Lets put this in a simple example. Imagine that we decide to divide our set in 8 sub-sets or 8 buckets, that would mean that we need 3 bits to address them, since 2³ is 8. Then our buckets are addressed by the following binary numbers:

000 – 001 – 010 – 011 – 100 – 101 – 110 – 111

Then, for every hash we get, we will check the first 3 bits in order to know in which bucket we will be putting it in. Say for example that we have a hash function that returns 8 bit values. We will be using the first 3 bits to know the bucket and the remaining 5 bits to know the amount of 0s as follows:

By having a big distribution of buckets we diminish the error that random occurrences produce, and if we want to get our cardinality at any given point, we just need to estimate the cardinality of each bucket and take an average.

For the sake of simplicity, I said “average”, but the actual HLL algorithm uses harmonic mean instead of arithmetic mean. This allows the algorithm to eliminate large outliers from the formula, efectively increasing the accuracy of the estimate. The use of harmonic mean is the difference between the original Loglog algorithm and the new Hyperloglog algorithm

About Redis implementation

Redis, implements its HLL structure, using 16384 registers or “buckets”, bringing the standard error to 0.81%.

As for the hash function, the one used by Redis, has a 64 bit output, meaning that it is using the first 14 bits to address the 16k registers and the remaining 50 bits are being used to count the amount of 0s to the left. As we’ve seen before, each bucket will be storing the highest stream of 0s to that point, being the highest possible 50 (because there are only 50 remaining bits from the hash that can be 0s), each bucket will need 6 bits to be able to store up to the number 50 (which is 110010 in binary). Adding it up, we get that we’ll need 98304 bits (6 for each bucket) to store 1 HLL structure and if we translate those bits into bytes, we get 12288 bytes (or 12kb) which is the size that any hyperloglog will have in the Redis implementation.

Wrap up

So, we’ve discussed the theory and the implementation of this algorithm, but how does it work in practice?

In our case, we needed 5 counters for each day of the week, 5 for each week of the month, and one for the month, adding up to 56 counters that needed to be available.

By implementing the first solution we thought off, each of those counters would have been represented by a set’s cardinality.

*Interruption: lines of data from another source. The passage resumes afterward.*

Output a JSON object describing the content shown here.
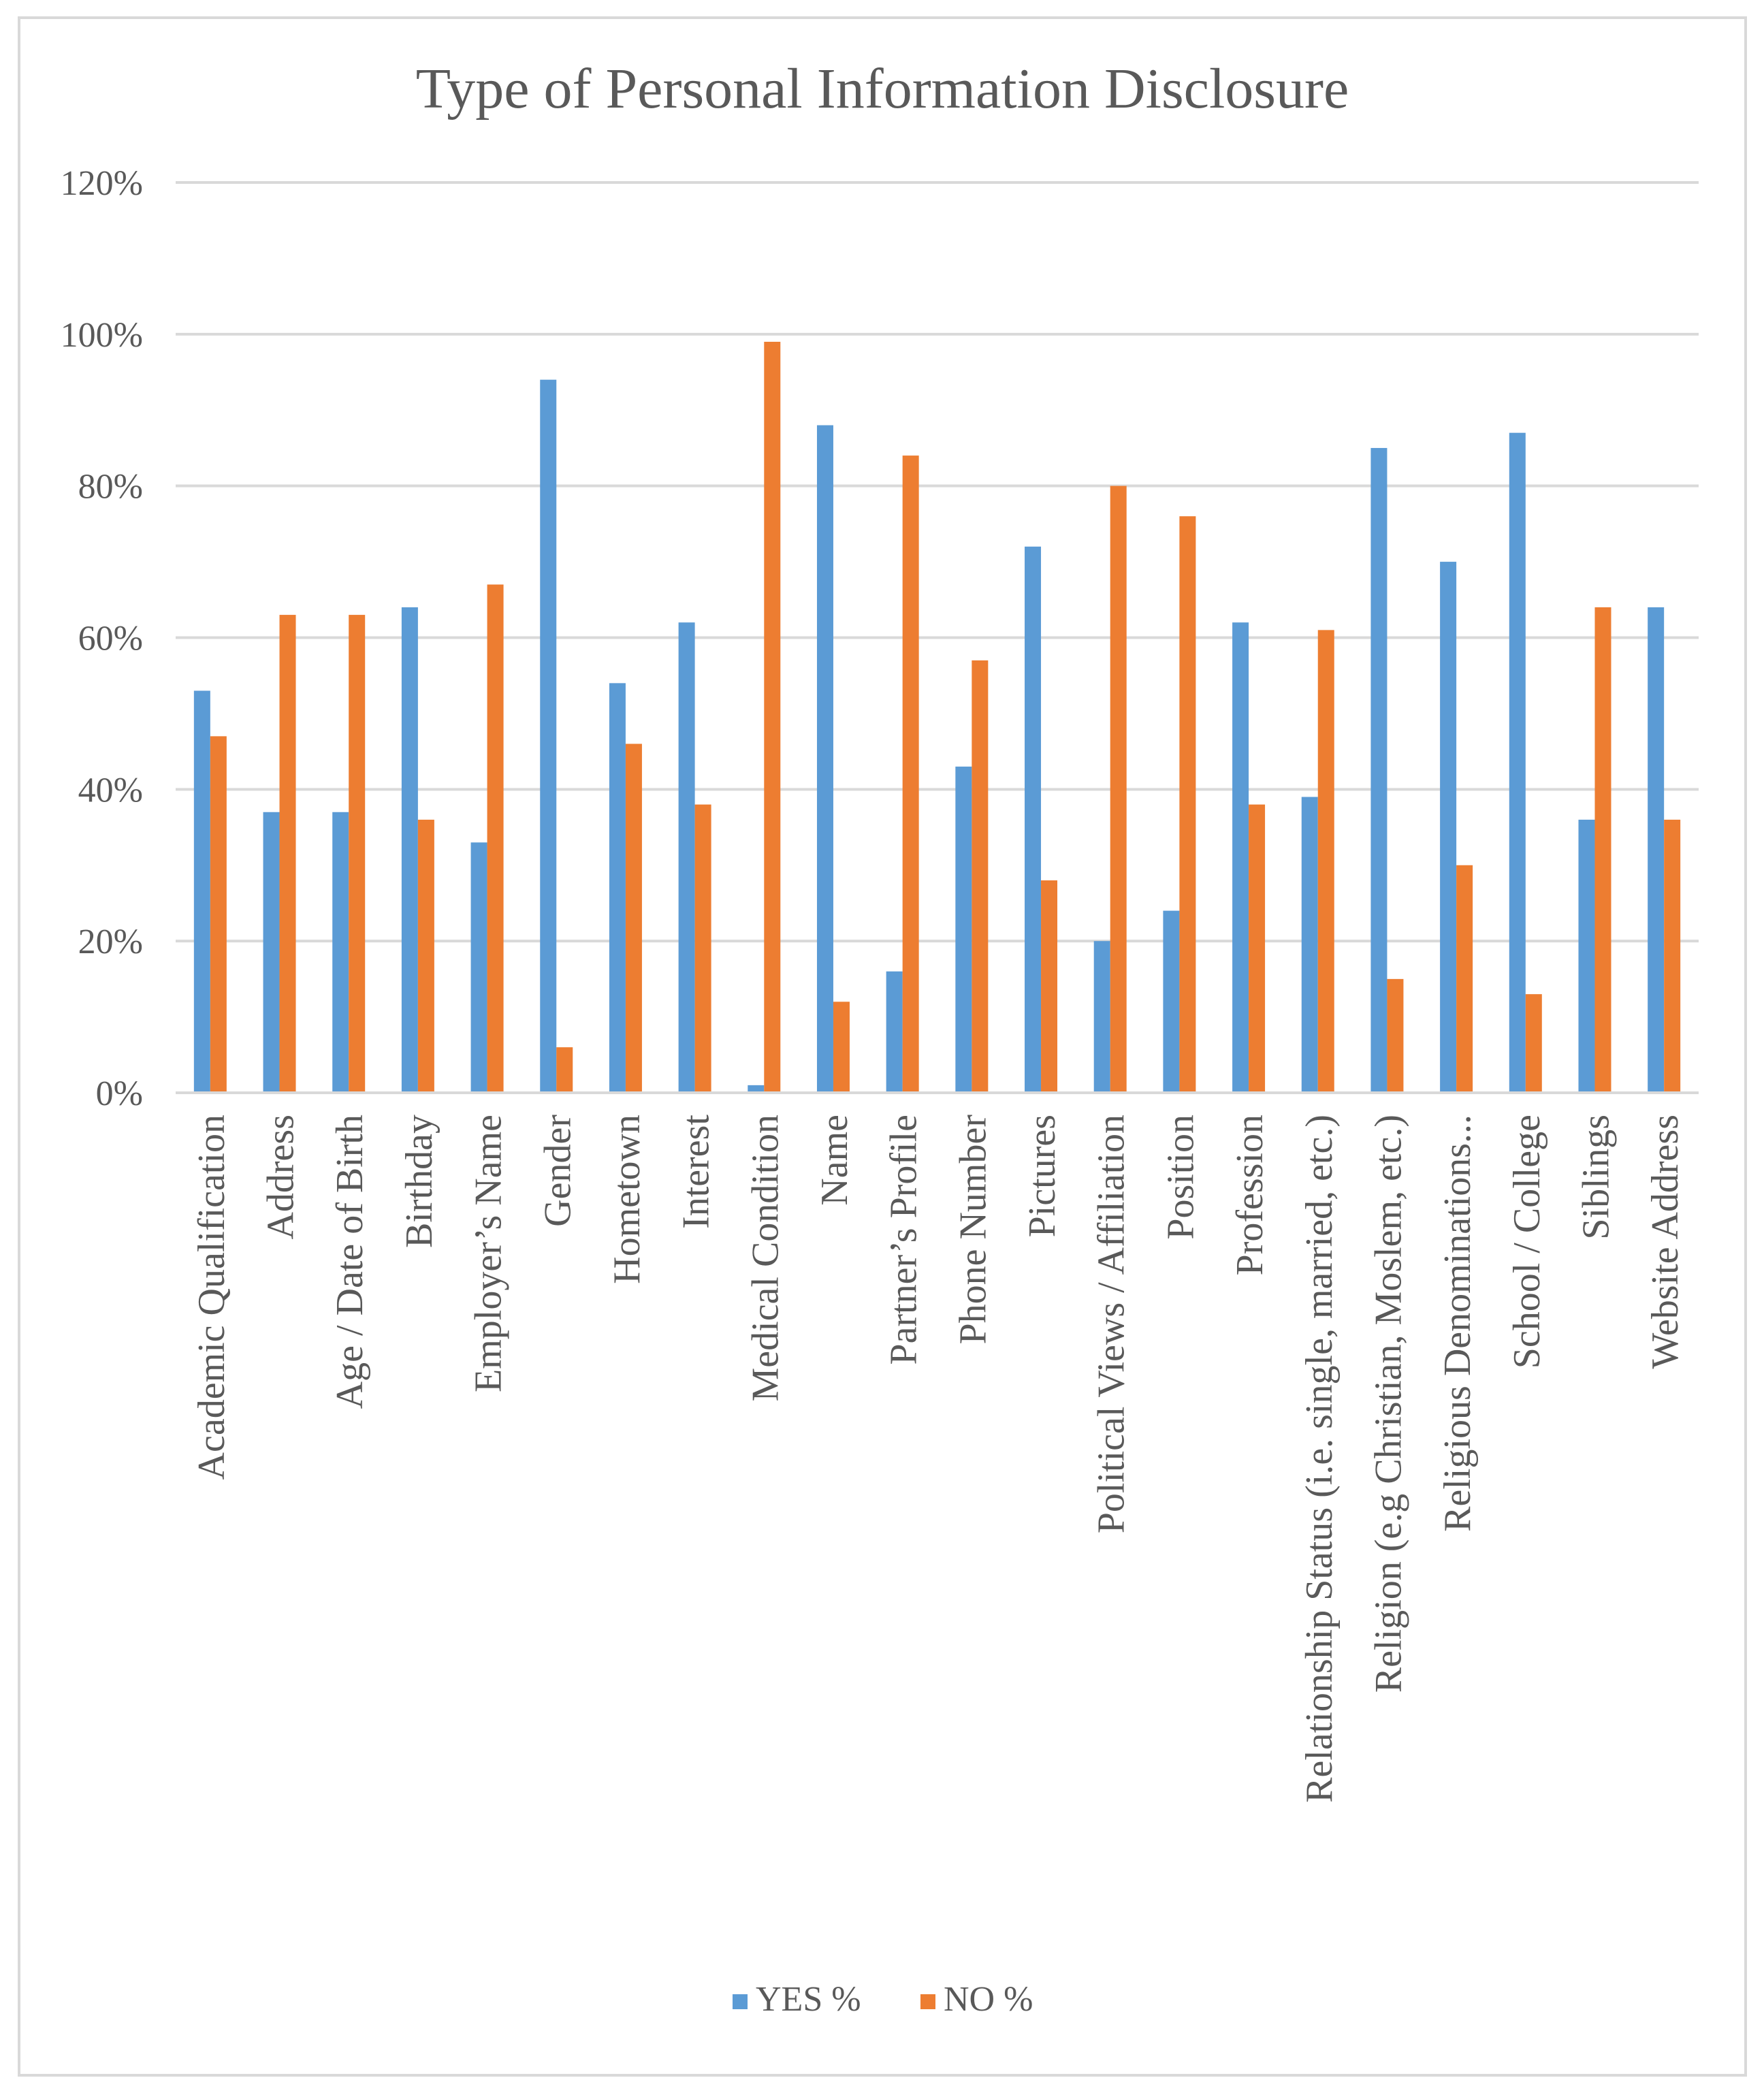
{
  "chart_data": {
    "type": "bar",
    "title": "Type of Personal Information Disclosure",
    "xlabel": "",
    "ylabel": "",
    "ylim": [
      0,
      1.2
    ],
    "yticks": [
      0,
      0.2,
      0.4,
      0.6,
      0.8,
      1.0,
      1.2
    ],
    "ytick_labels": [
      "0%",
      "20%",
      "40%",
      "60%",
      "80%",
      "100%",
      "120%"
    ],
    "grid": true,
    "legend_position": "bottom",
    "categories": [
      "Academic Qualification",
      "Address",
      "Age / Date of Birth",
      "Birthday",
      "Employer’s Name",
      "Gender",
      "Hometown",
      "Interest",
      "Medical Condition",
      "Name",
      "Partner’s Profile",
      "Phone Number",
      "Pictures",
      "Political Views / Affiliation",
      "Position",
      "Profession",
      "Relationship Status (i.e. single, married, etc.)",
      "Religion (e.g Christian, Moslem, etc.)",
      "Religious Denominations...",
      "School / College",
      "Siblings",
      "Website Address"
    ],
    "series": [
      {
        "name": "YES %",
        "color": "#5b9bd5",
        "values": [
          0.53,
          0.37,
          0.37,
          0.64,
          0.33,
          0.94,
          0.54,
          0.62,
          0.01,
          0.88,
          0.16,
          0.43,
          0.72,
          0.2,
          0.24,
          0.62,
          0.39,
          0.85,
          0.7,
          0.87,
          0.36,
          0.64
        ]
      },
      {
        "name": "NO %",
        "color": "#ed7d31",
        "values": [
          0.47,
          0.63,
          0.63,
          0.36,
          0.67,
          0.06,
          0.46,
          0.38,
          0.99,
          0.12,
          0.84,
          0.57,
          0.28,
          0.8,
          0.76,
          0.38,
          0.61,
          0.15,
          0.3,
          0.13,
          0.64,
          0.36
        ]
      }
    ]
  }
}
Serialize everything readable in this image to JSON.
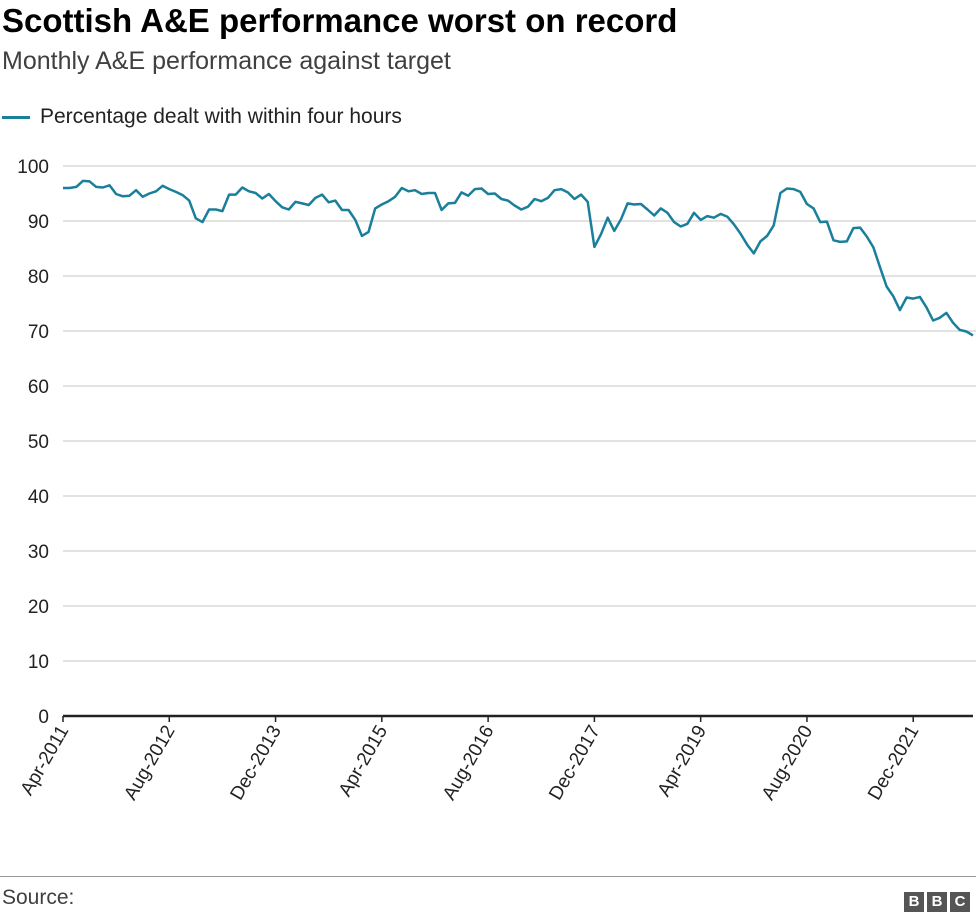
{
  "chart_data": {
    "type": "line",
    "title": "Scottish A&E performance worst on record",
    "subtitle": "Monthly A&E performance against target",
    "xlabel": "",
    "ylabel": "",
    "ylim": [
      0,
      100
    ],
    "yticks": [
      0,
      10,
      20,
      30,
      40,
      50,
      60,
      70,
      80,
      90,
      100
    ],
    "xtick_labels": [
      "Apr-2011",
      "Aug-2012",
      "Dec-2013",
      "Apr-2015",
      "Aug-2016",
      "Dec-2017",
      "Apr-2019",
      "Aug-2020",
      "Dec-2021"
    ],
    "xtick_interval_months": 16,
    "start_month": "Apr-2011",
    "grid": true,
    "legend_placement": "top-left",
    "color": "#1a7f9a",
    "series": [
      {
        "name": "Percentage dealt with within four hours",
        "values": [
          96,
          96,
          96.2,
          97.3,
          97.2,
          96.2,
          96.1,
          96.5,
          94.9,
          94.5,
          94.6,
          95.6,
          94.4,
          95,
          95.4,
          96.4,
          95.8,
          95.3,
          94.7,
          93.7,
          90.5,
          89.8,
          92.1,
          92.1,
          91.8,
          94.8,
          94.8,
          96.1,
          95.4,
          95.1,
          94.1,
          94.9,
          93.6,
          92.5,
          92.1,
          93.5,
          93.2,
          92.9,
          94.2,
          94.8,
          93.4,
          93.7,
          92,
          92,
          90.2,
          87.3,
          88,
          92.3,
          93,
          93.6,
          94.4,
          96,
          95.4,
          95.6,
          94.9,
          95.1,
          95.1,
          92,
          93.2,
          93.3,
          95.2,
          94.6,
          95.8,
          95.9,
          94.9,
          95,
          94,
          93.7,
          92.8,
          92.1,
          92.6,
          94,
          93.6,
          94.2,
          95.6,
          95.8,
          95.2,
          94,
          94.8,
          93.5,
          85.3,
          87.6,
          90.6,
          88.2,
          90.3,
          93.2,
          93,
          93.1,
          92.1,
          91,
          92.3,
          91.5,
          89.8,
          89,
          89.5,
          91.5,
          90.2,
          90.9,
          90.6,
          91.3,
          90.8,
          89.4,
          87.7,
          85.7,
          84.1,
          86.3,
          87.3,
          89.2,
          95.1,
          95.9,
          95.8,
          95.3,
          93.1,
          92.3,
          89.8,
          89.9,
          86.5,
          86.2,
          86.3,
          88.7,
          88.8,
          87.2,
          85.2,
          81.6,
          78.1,
          76.3,
          73.8,
          76.1,
          75.9,
          76.2,
          74.3,
          71.9,
          72.4,
          73.3,
          71.5,
          70.2,
          69.9,
          69.2
        ]
      }
    ]
  },
  "footer": {
    "source": "Source:",
    "logo": "BBC"
  }
}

This would’ve meant we needed 56 sets to account for our 56 counters. Since each set was using roughly 8gb of memory, we would’ve needed 450gb available just to store the sets.

After implementing the HLL solution, each counter was now represented by a HLL structure. Since each HLL structure has a fixed size of 12kb in the Redis implementation, our 56 structures were using 672kb in total, less than 0.00014% of our previous solution’s memory requirement.

On the other hand, we didn’t have exact values anymore. Now we had probabilistic values, which meant that we had error rates. But in our case, there wasn’t a problem with a 1% error rate, since our results were being used for graphs and administration panels, that didn’t need exact data, they needed representative data.

In conclusion, the Hyperloglog algorithm gives us the posibility of having really small structures capable of calculating the cardinality of really big sets for the price of a minimal error. As I said before, each different problem will tell us if we need the exact data or if we can tolerate this low error rate to take advantage of the low size that this structure provides.